The Quaranist movement was recently denounced as "non-Muslim" by a representative of Al-Azhar University, often referred to as "Islam's Vatican." Sheikh Mansour, once a faculty member at al-Azhar, was forced out because of his beliefs and imprisoned by the regime for the crime of wanting to reform Islam from within. He was eventually given asylum in the U.S., admitted to Harvard's "Scholars at Risk" program, and then sued by the Islamic Society of Boston when he complained about anti-Semitic and anti-Christian hate literature in the ISB's Cambridge mosque.
This week, Human Rights Watch (HRW) fired off a letter to Egyptian authorities protesting the disappearance of the Quranists. A good sign, as the HR establishment has mostly gone PC, and focuses mainly on the behavior of Westerners while it protects the West's enemies: secret CIA prisons get more attention than Saddam's torture chambers ever did. Distracted and obsessed with 40 years of Israeli "occupation," "rights activists" have little or no time to defend women, apostates, atheists or dhimmis under Islamic rule. They abandoned the black Christian slaves of Sudan's jihad.
Both the "left" and "right" chatter about the need for reform to come from within Islam. But Muslim reformers who actually put their lives on the line don't seem to register with anyone.
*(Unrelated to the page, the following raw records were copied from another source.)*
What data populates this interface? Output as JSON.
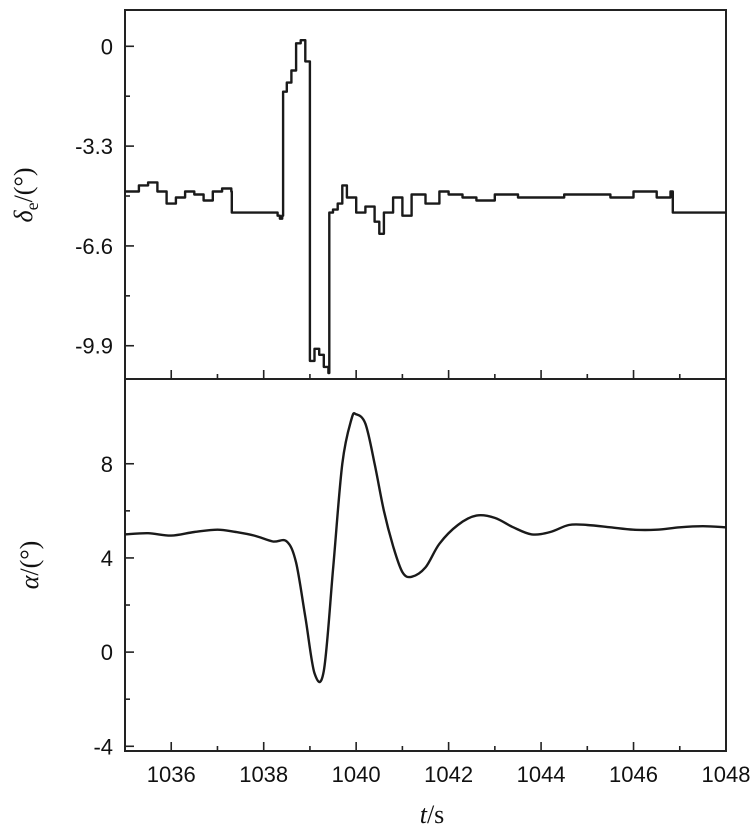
{
  "chart_data": [
    {
      "panel": "top",
      "type": "line",
      "ylabel": {
        "symbol": "δ",
        "sub": "e",
        "unit": "/(°)"
      },
      "ylim": [
        -11.0,
        1.2
      ],
      "yticks": [
        0,
        -3.3,
        -6.6,
        -9.9
      ],
      "ytick_labels": [
        "0",
        "-3.3",
        "-6.6",
        "-9.9"
      ],
      "xlim": [
        1035.0,
        1048.0
      ],
      "grid": false,
      "series": [
        {
          "x": [
            1035.0,
            1035.3,
            1035.5,
            1035.7,
            1035.9,
            1036.1,
            1036.3,
            1036.5,
            1036.7,
            1036.9,
            1037.1,
            1037.3,
            1037.31,
            1038.2,
            1038.3,
            1038.35,
            1038.4,
            1038.42,
            1038.5,
            1038.6,
            1038.7,
            1038.8,
            1038.9,
            1038.95,
            1039.0,
            1039.05,
            1039.1,
            1039.2,
            1039.3,
            1039.4,
            1039.42,
            1039.5,
            1039.6,
            1039.7,
            1039.8,
            1040.0,
            1040.2,
            1040.4,
            1040.5,
            1040.6,
            1040.8,
            1041.0,
            1041.2,
            1041.5,
            1041.8,
            1042.0,
            1042.3,
            1042.6,
            1043.0,
            1043.5,
            1044.0,
            1044.5,
            1045.0,
            1045.5,
            1046.0,
            1046.5,
            1046.8,
            1046.85,
            1047.5,
            1048.0
          ],
          "y": [
            -4.8,
            -4.6,
            -4.5,
            -4.8,
            -5.2,
            -5.0,
            -4.8,
            -4.9,
            -5.1,
            -4.8,
            -4.7,
            -4.8,
            -5.5,
            -5.5,
            -5.6,
            -5.7,
            -5.6,
            -1.5,
            -1.2,
            -0.8,
            0.1,
            0.2,
            -0.5,
            -0.5,
            -10.4,
            -10.4,
            -10.0,
            -10.2,
            -10.6,
            -10.8,
            -5.5,
            -5.4,
            -5.2,
            -4.6,
            -5.0,
            -5.5,
            -5.3,
            -5.8,
            -6.2,
            -5.5,
            -5.0,
            -5.6,
            -4.9,
            -5.2,
            -4.8,
            -4.9,
            -5.0,
            -5.1,
            -4.9,
            -5.0,
            -5.0,
            -4.9,
            -4.9,
            -5.0,
            -4.8,
            -5.0,
            -4.8,
            -5.5,
            -5.5,
            -5.5
          ]
        }
      ]
    },
    {
      "panel": "bottom",
      "type": "line",
      "ylabel": {
        "symbol": "α",
        "unit": "/(°)"
      },
      "xlabel": {
        "symbol": "t",
        "unit": "/s"
      },
      "ylim": [
        -4.2,
        11.6
      ],
      "yticks": [
        8,
        4,
        0,
        -4
      ],
      "ytick_labels": [
        "8",
        "4",
        "0",
        "-4"
      ],
      "xlim": [
        1035.0,
        1048.0
      ],
      "xticks": [
        1036,
        1038,
        1040,
        1042,
        1044,
        1046,
        1048
      ],
      "xtick_labels": [
        "1036",
        "1038",
        "1040",
        "1042",
        "1044",
        "1046",
        "1048"
      ],
      "grid": false,
      "series": [
        {
          "x": [
            1035.0,
            1035.5,
            1036.0,
            1036.5,
            1037.0,
            1037.4,
            1037.8,
            1038.2,
            1038.5,
            1038.7,
            1038.9,
            1039.1,
            1039.3,
            1039.5,
            1039.7,
            1039.9,
            1040.0,
            1040.2,
            1040.4,
            1040.6,
            1040.8,
            1041.0,
            1041.2,
            1041.5,
            1041.8,
            1042.2,
            1042.6,
            1043.0,
            1043.4,
            1043.8,
            1044.2,
            1044.6,
            1045.0,
            1045.5,
            1046.0,
            1046.5,
            1047.0,
            1047.5,
            1048.0
          ],
          "y": [
            5.0,
            5.05,
            4.95,
            5.1,
            5.2,
            5.1,
            4.95,
            4.7,
            4.7,
            3.8,
            1.5,
            -0.9,
            -0.8,
            3.5,
            8.0,
            9.9,
            10.1,
            9.7,
            8.0,
            6.0,
            4.5,
            3.4,
            3.2,
            3.6,
            4.6,
            5.4,
            5.8,
            5.7,
            5.3,
            5.0,
            5.1,
            5.4,
            5.4,
            5.3,
            5.2,
            5.2,
            5.3,
            5.35,
            5.3
          ]
        }
      ]
    }
  ]
}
What can we do? Call Amnesty International. Ask that Said and the Quranists be adopted as "prisoners of conscience." Encourage HRW to keep up the pressure. Call the State Department and ask them to intervene: billions of U.S. aid should count for something. Ask your elected representatives why the U.S. is continuing to support Egypt when it refuses to grant basic political and religious freedoms. Learn about the Quranists from Sheikh Mansour's Web sites. The only hope for peace in the world may rest with Islamic reform movements. Learn about them. Support them.
Abdellatif Muhammad Said and the Quranists are in a dark Egyptian prison. People like them may hold the only hopes for Islam's future and for world peace. Don't be a bystander. Do something.